Reichmuth und ihr Team fertigen die Yvy-Kollektionen im Atelier im Kreis 4 an: «Steigt die Nachfrage stark, schlafe ich nicht mehr.» Die Produktion ins Ausland zu verlagern, ist für die Designerin immer wieder ein Thema. Zum Beispiel nach Italien. Das noch fernere Ausland sei aber keine Option. «Ich will die Kontrolle behalten – auch über die Arbeits- und Lebensumstände.
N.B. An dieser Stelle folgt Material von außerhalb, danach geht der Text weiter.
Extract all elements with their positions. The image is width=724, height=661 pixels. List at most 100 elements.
Das ist in China oder Indien kaum möglich.»

Familiäre Szene

Die Bilder für ihr neustes Lookbook haben Vetements auf dem Bürkliplatz, beim Restaurant Volkshaus und an anderen Zürcher Orten aufgenommen. Präsentiert wird die Mode von Passanten. Mischt Zürich jetzt bald bei den grossen Metropolen mit? Diethelm und Reichmuth bezeichnen Zürich bereits als Modestadt, wenn auch als kleine. «Paris, New York oder London klingen zwar cool, aber es ist auch in diesen Städten schwierig», sagt Eliane Diethelm. Schliesslich hat jeder Standort auch für kleine Labels Vor- und Nachteile: Niedrige Mieten bedeuten beispielsweise immer auch geringe Löhne und weniger Kaufkraft. Und neben vielen potenziellen Kunden auch mehr Konkurrenz, gegen die man sich durchsetzen muss. «In Zürich gibt es kaum eine Ellbogenmentalität wie beispielsweise in New York», so Reichmuth. Die Szene sei sehr familiär, man unterstütze sich gegenseitig. Trotzdem sei es ein hartes Business. «Wer nur Cüpli und Glamour sucht, ist aber in jeder Stadt falsch.»